Voor ons is het duidelijk: het dossier van de NNI’s moet veel ruimer bekeken worden dan alleen vanuit ecologisch standpunt. Een eventueel verbod hypothekeert teelten en de toekomst van akkerbouwbedrijven en zou aanleiding geven tot het teruggrijpen naar reeds langs verlaten praktijken van herhaalde gewasbespuitingen, die veel schadelijker zijn voor de omgeving en ook veel minder selectief zijn ten aanzien van niet-schadelijke insecten. Bij gebrek aan volwaardige alternatieven zouden de gevolgen voor onze landbouwers catastrofaal zijn, maar ook voor de algemene economie van een grote regio en het verlies van werkgelegenheid stroomopwaarts en stroomafwaarts van de landbouw zal onmiskenbaar het gevolg zijn!

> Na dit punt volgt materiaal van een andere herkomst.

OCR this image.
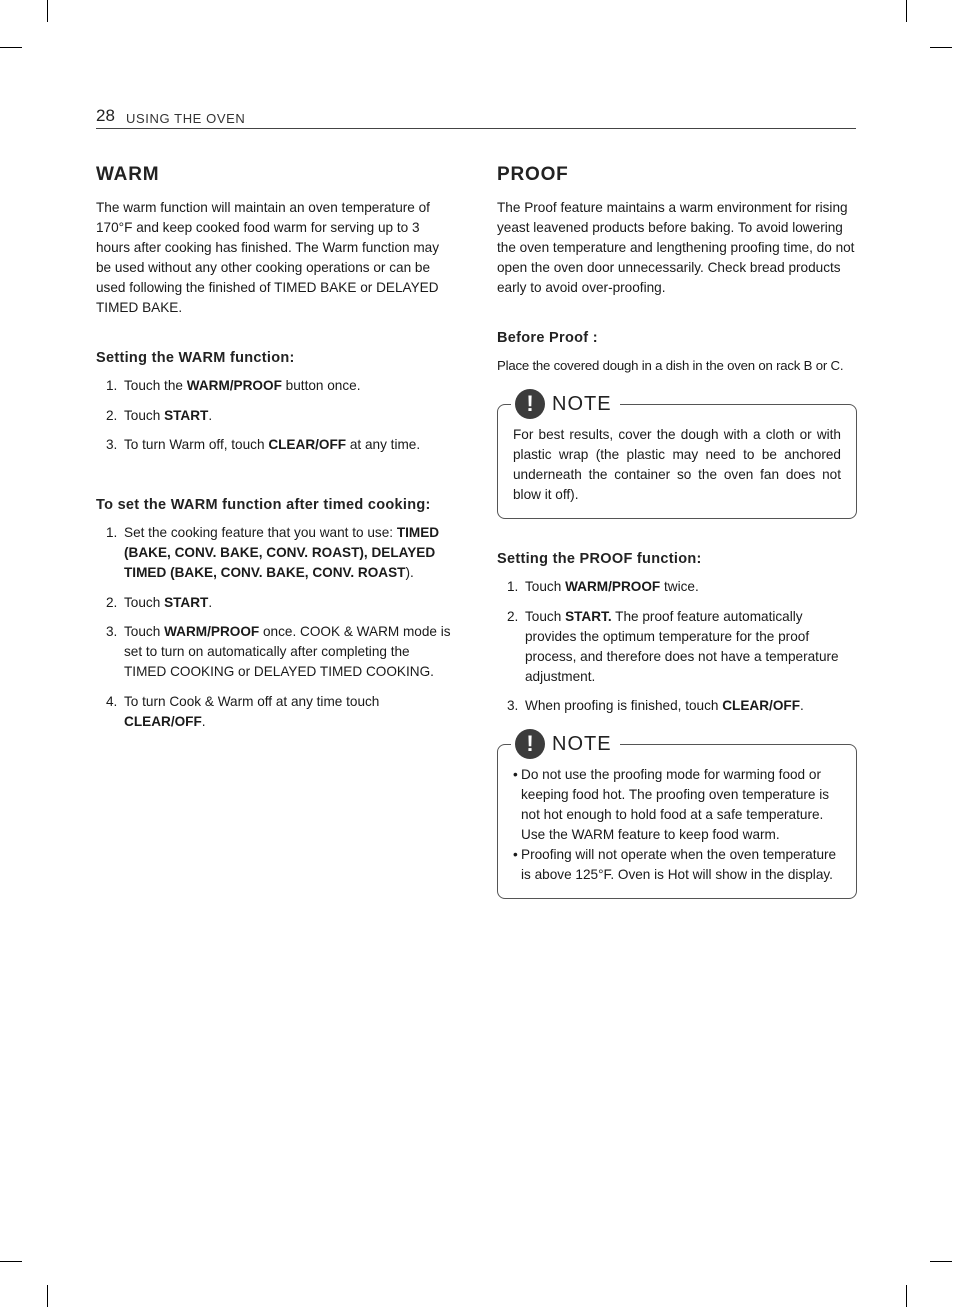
28 USING THE OVEN
WARM

The warm function will maintain an oven temperature of 170°F and keep cooked food warm for serving up to 3 hours after cooking has finished. The Warm function may be used without any other cooking operations or can be used following the finished of TIMED BAKE or DELAYED TIMED BAKE.

Setting the WARM function:
1. Touch the WARM/PROOF button once.
2. Touch START.
3. To turn Warm off, touch CLEAR/OFF at any time.
To set the WARM function after timed cooking:
1. Set the cooking feature that you want to use: TIMED (BAKE, CONV. BAKE, CONV. ROAST), DELAYED TIMED (BAKE, CONV. BAKE, CONV. ROAST).
2. Touch START.
3. Touch WARM/PROOF once. COOK & WARM mode is set to turn on automatically after completing the TIMED COOKING or DELAYED TIMED COOKING.
4. To turn Cook & Warm off at any time touch CLEAR/OFF.
PROOF

The Proof feature maintains a warm environment for rising yeast leavened products before baking. To avoid lowering the oven temperature and lengthening proofing time, do not open the oven door unnecessarily. Check bread products early to avoid over-proofing.

Before Proof :

Place the covered dough in a dish in the oven on rack B or C.

! NOTE

For best results, cover the dough with a cloth or with plastic wrap (the plastic may need to be anchored underneath the container so the oven fan does not blow it off).

Setting the PROOF function:
1. Touch WARM/PROOF twice.
2. Touch START. The proof feature automatically provides the optimum temperature for the proof process, and therefore does not have a temperature adjustment.
3. When proofing is finished, touch CLEAR/OFF.
! NOTE
• Do not use the proofing mode for warming food or keeping food hot. The proofing oven temperature is not hot enough to hold food at a safe temperature. Use the WARM feature to keep food warm.
• Proofing will not operate when the oven temperature is above 125°F. Oven is Hot will show in the display.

Iedereen die actief is in de land- en tuinbouw weet maar al te goed dat bestuivers cruciaal zijn bij onze activiteiten en dat ze mee zorgen voor bestuiving en vruchtvorming. Het behoud van de bijen is van essentieel belang, maar de oplossing voor bijensterfte zal er niet komen door een volledig verbod op de neonicotinoïden, maar door concrete acties bij de imkers en via nauwere samenwerkingen tussen boeren en imkers. Illustratief hiervoor is dat sommige bietentelers ook imkers zijn en hun bijenkasten al decennia naast hun akkerland hebben staan. Niets wijst op bijensterfte als gevolg van de inzet van gewasbeschermingsmiddelen, integendeel, een goede verzorging en opvolging van de gezondheid van de bijenkolonies werd al meermaals aangehaald als eerste actiepunt. Niet alles moet in de schoenen van boeren en tuinders geschoven worden!
We kijken in ieder geval uit naar de positie die onze federale minister van landbouw, Denis Ducarme, zal innemen op 27 april om de toekomst van de akkerbouw te vrijwaren. Want ook in die sector is het de voorbije jaren geen vetpot geweest, alles wat er nu nog als beperking bijkomt zal resulteren in nog hogere productiekosten en lagere opbrengsten per hectare.
Duurzaamheid is hierbij ver te zoeken.